So It Goes in Rotterdam: Internal Exclusion

At The Rotterdam Windmill, Michael O'Connor provides a post-election analysis on his independent run for town council in Rotterdam, NY:
The election is over. I lost. The alternative choice we had hoped to provide by creating the independent No New Tax Party ballot line was not fully embraced by the electorate, although we pulled some significant numbers in spite of prognostications otherwise. In the end, it simply wasn’t enough.

The ramifications of our involvement though have caused many to speculate that “we split the vote” and were responsible for the paradigm shift of power in the town. A Republican supermajority was transformed into a Democrat supermajority overnight. It was a Democrat sweep of epic proportion.

So what does that mean? First, it means some people (ousted Republican incumbents and their leadership) are really, really p*ssed. They attribute the loss solely to the existence of the No New Tax Party. They assume that we split the vote and ALL our votes, or at least the majority of them, would’ve gone to the Republican candidate. Maybe, but I don’t agree. The argument is fair enough but I think it’s too simplistic. Here’s why: it doesn’t account for the fact that we appealed to independent voters, some that may not have even voted otherwise and also that we commanded many Democrat votes as well. It also doesn’t account for the impact of an ill-advised Republican attempt to create a new town-wide tax district prior to the election. In other words, it’s plausible that the Republicans lost because of their own missteps. [Emphasis added.] There is an element of party arrogance that hasn’t been acknowledged. People definitely wanted and voted for “change.” We tried to provide it in the form of the No New Tax Party but instead the voter opted for the “change” offered by the Democrats. In my opinion, the Republicans would’ve lost the election either way, albeit by a narrower margin perhaps.

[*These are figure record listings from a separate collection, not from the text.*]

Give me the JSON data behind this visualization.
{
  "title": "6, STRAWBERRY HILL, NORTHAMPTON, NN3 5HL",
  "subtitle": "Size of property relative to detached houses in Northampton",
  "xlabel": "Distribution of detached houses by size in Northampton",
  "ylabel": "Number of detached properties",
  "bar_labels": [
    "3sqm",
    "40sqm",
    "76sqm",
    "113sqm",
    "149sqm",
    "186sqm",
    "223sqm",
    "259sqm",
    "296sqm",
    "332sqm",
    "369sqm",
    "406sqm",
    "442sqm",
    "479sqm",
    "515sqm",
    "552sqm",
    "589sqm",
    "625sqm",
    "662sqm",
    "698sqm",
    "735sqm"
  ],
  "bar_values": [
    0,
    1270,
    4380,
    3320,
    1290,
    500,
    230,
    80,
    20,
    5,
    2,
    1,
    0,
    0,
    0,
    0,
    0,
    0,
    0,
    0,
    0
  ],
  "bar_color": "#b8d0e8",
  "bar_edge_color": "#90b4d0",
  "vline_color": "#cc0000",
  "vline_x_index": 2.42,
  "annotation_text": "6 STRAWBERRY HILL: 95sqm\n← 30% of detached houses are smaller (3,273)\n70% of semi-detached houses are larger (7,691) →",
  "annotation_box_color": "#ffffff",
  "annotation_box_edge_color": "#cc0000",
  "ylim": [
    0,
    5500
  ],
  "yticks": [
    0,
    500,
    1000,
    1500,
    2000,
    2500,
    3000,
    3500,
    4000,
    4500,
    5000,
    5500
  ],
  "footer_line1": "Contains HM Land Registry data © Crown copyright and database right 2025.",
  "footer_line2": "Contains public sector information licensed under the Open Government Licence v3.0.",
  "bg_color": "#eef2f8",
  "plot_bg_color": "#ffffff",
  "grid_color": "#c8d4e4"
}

Let’s take a closer look at my race in particular. Remember, I won the primary in September to secure the Republican ballot line and thus, essentially returned the dynamic in my race to the traditional dynamic of two-party politics. I was competing in a separate, special election rolled into the general election. My opponent was a Democrat, who also had the Conservative endorsement. I’ve been the recipient of some Republican leadership wrath because they lost control of the town when their candidates fell to the Democrats. They blame me. I don’t believe the blame is warranted but I understand how I make a convenient scapegoat. If the Republican leadership really was interested in keeping seats, they would’ve supported me after I rightfully won the Republican primary. They didn’t. Moreover, a prominent Republican state assemblyman appeared on my Democratic opponent’s campaign mailer days before the general election. [Emphasis added.] I lost by 572 votes and actually commanded more total votes than either of the two big dog Republican candidates running for the 4 year terms in the other race. Not too shabby in my book.
Read the whole thing. Given that Michael established an independent ballot line for the No New Tax Party, and secured the Republican nomination in that party's primary, the response to his effort by the local Republican Party establishment is doubly instructive. By framing the No New Tax Party as a third party "spoiler," GOP leaders can avoid taking any responsibility for their party's loss. On the other hand, even though he was endorsed by a majority of Republican voters, Michael was still effectively marginalized as an outsider by the GOP establishment, which may well have cost him the election. This is another example of what I have previously called 'internal exclusion':
the duopoly parties systematically exclude third party interests from everyday political discourse and activity, while framing this disenfranchisement as a triumph of democracy and non-partisan law-making . . . However, it should also be noted that such exclusionary policies and practices are not confined to eliminating external threats to the order of the duopoly. Two-party discipline also necessitates what we may call internal exclusions, which maintain the 'integrity' (and I use this term loosely) of the established structure of power . . . The two party system maintains and reproduces itself by means of external exclusions possible only on the basis of the bipartisan front, as well as internal exclusions which consolidate the power of party elites via the discipline of the good old boys and girls clubs.


American Daughter said...

There is NOTHING in the US Constitution that establishes political parties. Anyone has just as much right under the law to form a party and field candidates as the Dems and Pubs.

For the two major parties to suggest otherwise means they do not believe in our system of government as the founders intended. In a truly free US, NO special interests should be allowed to hijack the electoral process, as the Dems and Pubs have done. They are organized monied special interests, and exclude real honest citizens.

With a destructive system of patronage, they suborn the selection of qualified candidates, and create a self-serving network of good old boys.

d.eris said...

Couldn't have said it better myself, American Daughter. With regard to the constitutional issues, I find especially offensive the fiction – commonly maintained by Democrats, Republicans and other supporters of the two-party state – that the parties to the two-party state somehow form a "check and balance" against one another. With this insidious formulation, they imply that what is little more than a convention for the maintenance of the status quo is part and parcel of the Constitution of the United States.